By Leandra Monteiro
Today
- Banking-as-a-Service
- Card Payments
- Digital Transformation
Financial Technology or FinTech is not a sub-sector of financial services in the traditional sense of describing a particular activity or business model within the wider financial services market. Rather, it is a label applied to firms operating across a wide range of financial services sectors, which use new technology to provide services in modern ways.
Whilst technological innovation has always been at the forefront of progress in the financial services industry, FinTech is marked out by the way a range of emerging, new age technologies are being harnessed to change how financial services are delivered across different product-types and customer segments.
Innovate Finance, the industry body representing UK FinTech, reported that the UK FinTech sector witnessed record-breaking investments during the first six months of 2021. The UK FinTech sector raised $5.7 billion in H1 2021, outstripping the total investment secured in 2020 ($4.3bn) by 34% and breaking the record year set in 2019 ($4.6bn) by 26%.
According to Beauhurst, FinTech is the UK’s strongest start-up sector, with more than 1,400 high-growth FinTech companies currently active, 20 FinTech unicorns (around half of the UK’s billion-dollar start-ups), and more venture capital investment than any other industry.
Here are 5 top FinTech companies in the UK:
Revolut is building the world’s first truly global financial superapp to help people get more from their money. In 2015, Revolut launched in the UK offering money transfer and exchange. Today, more than 20 million customers around the world use dozens of Revolut’s innovative products to make more than 250 million transactions a month.

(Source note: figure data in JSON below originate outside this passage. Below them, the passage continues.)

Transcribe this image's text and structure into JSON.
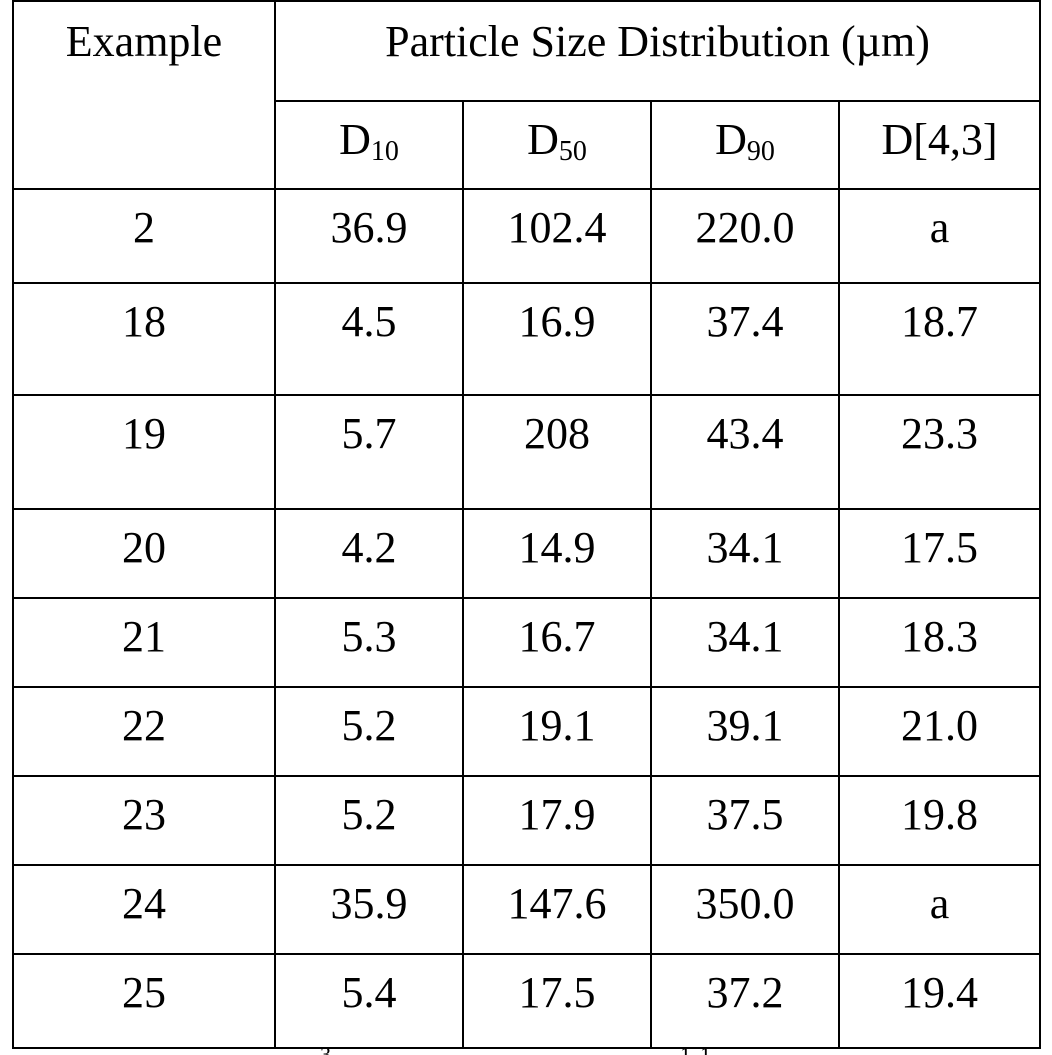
{
  "table": {
    "example_header": "Example",
    "group_header": "Particle Size Distribution (µm)",
    "columns": [
      {
        "base": "D",
        "sub": "10"
      },
      {
        "base": "D",
        "sub": "50"
      },
      {
        "base": "D",
        "sub": "90"
      },
      {
        "base": "D[4,3]",
        "sub": ""
      }
    ],
    "rows": [
      [
        "2",
        "36.9",
        "102.4",
        "220.0",
        "a"
      ],
      [
        "18",
        "4.5",
        "16.9",
        "37.4",
        "18.7"
      ],
      [
        "19",
        "5.7",
        "208",
        "43.4",
        "23.3"
      ],
      [
        "20",
        "4.2",
        "14.9",
        "34.1",
        "17.5"
      ],
      [
        "21",
        "5.3",
        "16.7",
        "34.1",
        "18.3"
      ],
      [
        "22",
        "5.2",
        "19.1",
        "39.1",
        "21.0"
      ],
      [
        "23",
        "5.2",
        "17.9",
        "37.5",
        "19.8"
      ],
      [
        "24",
        "35.9",
        "147.6",
        "350.0",
        "a"
      ],
      [
        "25",
        "5.4",
        "17.5",
        "37.2",
        "19.4"
      ]
    ]
  }
}
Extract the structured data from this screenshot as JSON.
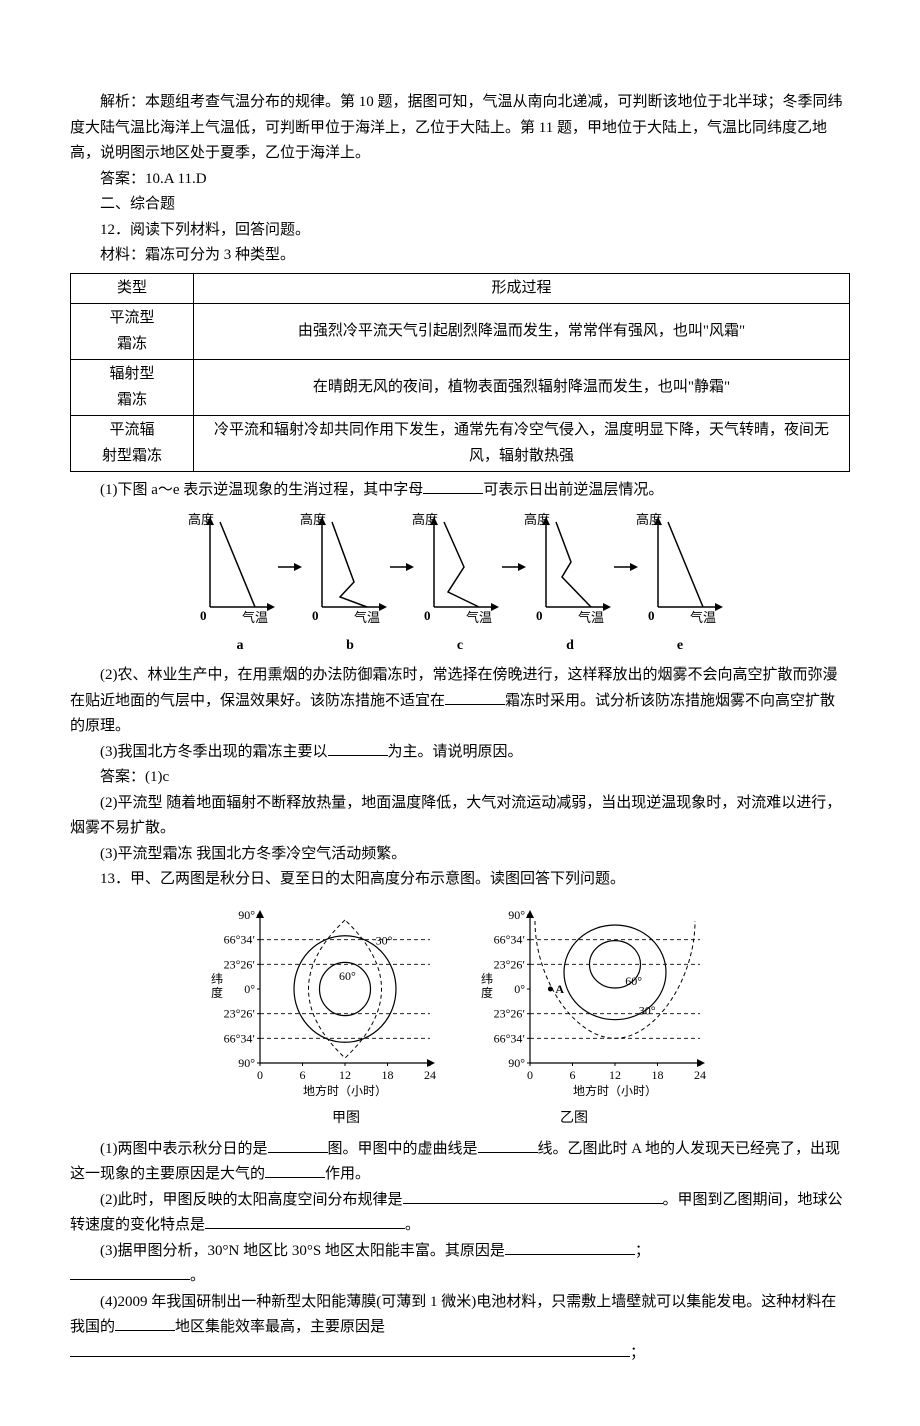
{
  "analysis": "解析：本题组考查气温分布的规律。第 10 题，据图可知，气温从南向北递减，可判断该地位于北半球；冬季同纬度大陆气温比海洋上气温低，可判断甲位于海洋上，乙位于大陆上。第 11 题，甲地位于大陆上，气温比同纬度乙地高，说明图示地区处于夏季，乙位于海洋上。",
  "answer_1011": "答案：10.A  11.D",
  "section2_title": "二、综合题",
  "q12_intro": "12．阅读下列材料，回答问题。",
  "q12_material": "材料：霜冻可分为 3 种类型。",
  "table": {
    "head": [
      "类型",
      "形成过程"
    ],
    "rows": [
      [
        "平流型\n霜冻",
        "由强烈冷平流天气引起剧烈降温而发生，常常伴有强风，也叫\"风霜\""
      ],
      [
        "辐射型\n霜冻",
        "在晴朗无风的夜间，植物表面强烈辐射降温而发生，也叫\"静霜\""
      ],
      [
        "平流辐\n射型霜冻",
        "冷平流和辐射冷却共同作用下发生，通常先有冷空气侵入，温度明显下降，天气转晴，夜间无风，辐射散热强"
      ]
    ]
  },
  "q12_1a": "(1)下图 a～e 表示逆温现象的生消过程，其中字母",
  "q12_1b": "可表示日出前逆温层情况。",
  "diagram": {
    "ylabel": "高度",
    "xlabel": "气温",
    "labels": [
      "a",
      "b",
      "c",
      "d",
      "e"
    ],
    "line_color": "#000000",
    "axis_color": "#000000",
    "fontsize": 13
  },
  "q12_2a": "(2)农、林业生产中，在用熏烟的办法防御霜冻时，常选择在傍晚进行，这样释放出的烟雾不会向高空扩散而弥漫在贴近地面的气层中，保温效果好。该防冻措施不适宜在",
  "q12_2b": "霜冻时采用。试分析该防冻措施烟雾不向高空扩散的原理。",
  "q12_3a": "(3)我国北方冬季出现的霜冻主要以",
  "q12_3b": "为主。请说明原因。",
  "q12_ans_label": "答案：(1)c",
  "q12_ans2": "(2)平流型  随着地面辐射不断释放热量，地面温度降低，大气对流运动减弱，当出现逆温现象时，对流难以进行，烟雾不易扩散。",
  "q12_ans3": "(3)平流型霜冻  我国北方冬季冷空气活动频繁。",
  "q13_intro": "13．甲、乙两图是秋分日、夏至日的太阳高度分布示意图。读图回答下列问题。",
  "sun": {
    "ylabel": "纬\n度",
    "yticks_top": [
      "90°",
      "66°34′",
      "23°26′",
      "0°",
      "23°26′",
      "66°34′",
      "90°"
    ],
    "xticks": [
      "0",
      "6",
      "12",
      "18",
      "24"
    ],
    "xlabel": "地方时（小时）",
    "caption_a": "甲图",
    "caption_b": "乙图",
    "contour_labels_a": [
      "30°",
      "60°"
    ],
    "contour_labels_b": [
      "60°",
      "30°"
    ],
    "a_label": "A",
    "line_color": "#000000",
    "dash": "4,3",
    "fontsize": 12
  },
  "q13_1a": "(1)两图中表示秋分日的是",
  "q13_1b": "图。甲图中的虚曲线是",
  "q13_1c": "线。乙图此时 A 地的人发现天已经亮了，出现这一现象的主要原因是大气的",
  "q13_1d": "作用。",
  "q13_2a": "(2)此时，甲图反映的太阳高度空间分布规律是",
  "q13_2b": "。甲图到乙图期间，地球公转速度的变化特点是",
  "q13_2c": "。",
  "q13_3a": "(3)据甲图分析，30°N 地区比 30°S 地区太阳能丰富。其原因是",
  "q13_3b": "；",
  "q13_3c": "。",
  "q13_4a": "(4)2009 年我国研制出一种新型太阳能薄膜(可薄到 1 微米)电池材料，只需敷上墙壁就可以集能发电。这种材料在我国的",
  "q13_4b": "地区集能效率最高，主要原因是",
  "q13_4c": "；"
}
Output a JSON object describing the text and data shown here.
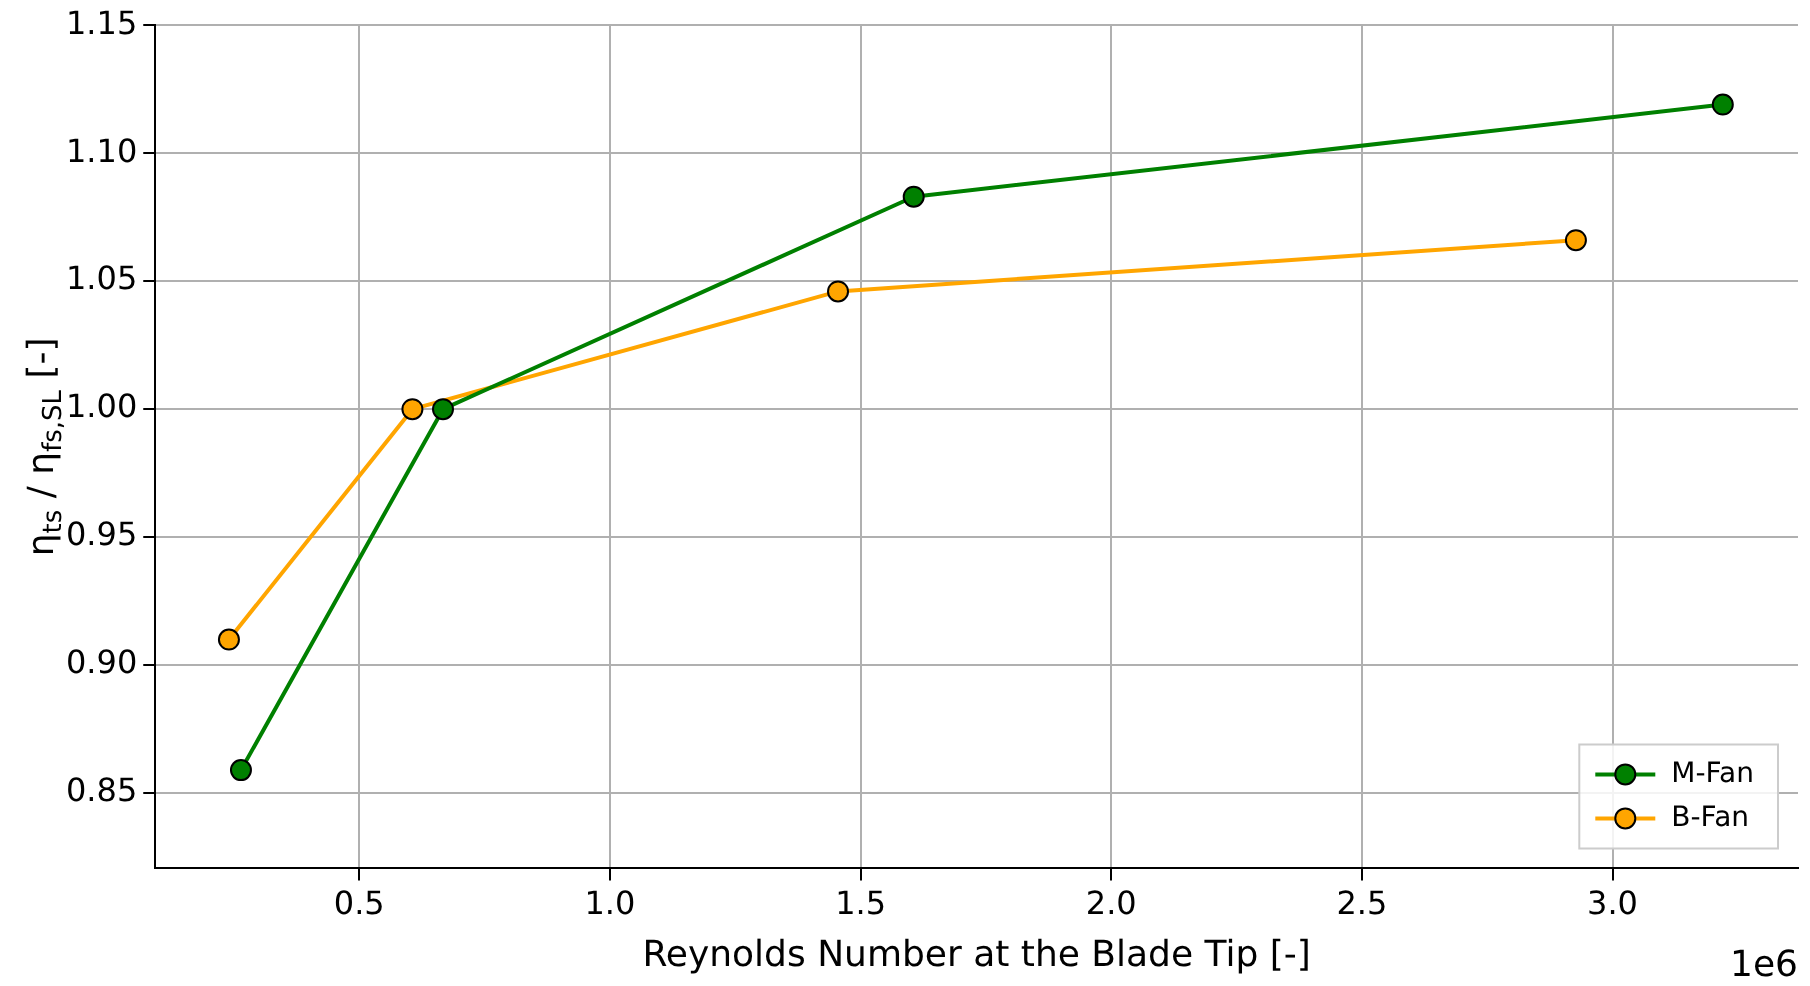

Revolut recently raised Series E funding of $800m, to continue to build the first global financial superapp. The company also launched Stays, making it easy to book holidays directly from your Revolut app. It also launched On-Demand Pay to manage expenses when you need to by withdraw earned pay early.
Thought Machine’s mission is to create technology that can run the world’s banks according to the best designs and software practices of the modern age. In doing so, the company aims to properly and permanently rid the world’s banks of the problems generated by poor technology running on legacy infrastructure.
Its core banking engine Vault Core was born in the spring of 2015. Since then the company has expanded to more than 500 people across Europe, Asia, North America, Australasia, and the Middle East. Temasek, Intesa Sanpaolo, and Morgan Stanley have invested in Thought Machine’s $160m series D funding round, doubling the company’s valuation to $2.7bn.
Founded in 2015 and launched in 2017, London-based Tide is one of the leading business financial platforms in the UK. Tide helps SMEs save time and money in the running of their businesses by not only offering business accounts and related banking services, but also a comprehensive set of highly usable administrative solutions.
Tide has 450,000 SME members in the UK (around 8% market share). Tide has been funded by Apax Digital, Anthemis, Augmentum, Creandum, Goodwater, Jigsaw, Latitude, LocalGlobe, Passion Capital, SpeedInvest, SBI Group and Tencent, amongst others. It employs 1000+ professionals worldwide. Tide selected India as its first international market in 2020. With over 350 highly skilled employees in India.
TrueLayer is a global open banking platform that makes it easy for anyone to build better financial experiences. Businesses of every size can use TrueLayer to power their payments, access financial data, and onboard customers across the UK, Europe and Australia. Founded in 2016, TrueLayer is trusted by millions of consumers and businesses around the world. The company’s vision is to create a financial system that works for everyone.
Starling Bank is a fully-licensed and regulated bank built to give people a fairer, smarter and more human alternative to the banks of the past. In addition to current accounts, it provides B2B banking and payments services through its Banking-as-a-Service model based on the proprietary technology platform that it uses to power its own bank. The Starling Marketplace offers customers in-app access to a selection of third party financial services. Headquartered in London, it has offices in Southampton, Cardiff and Dublin.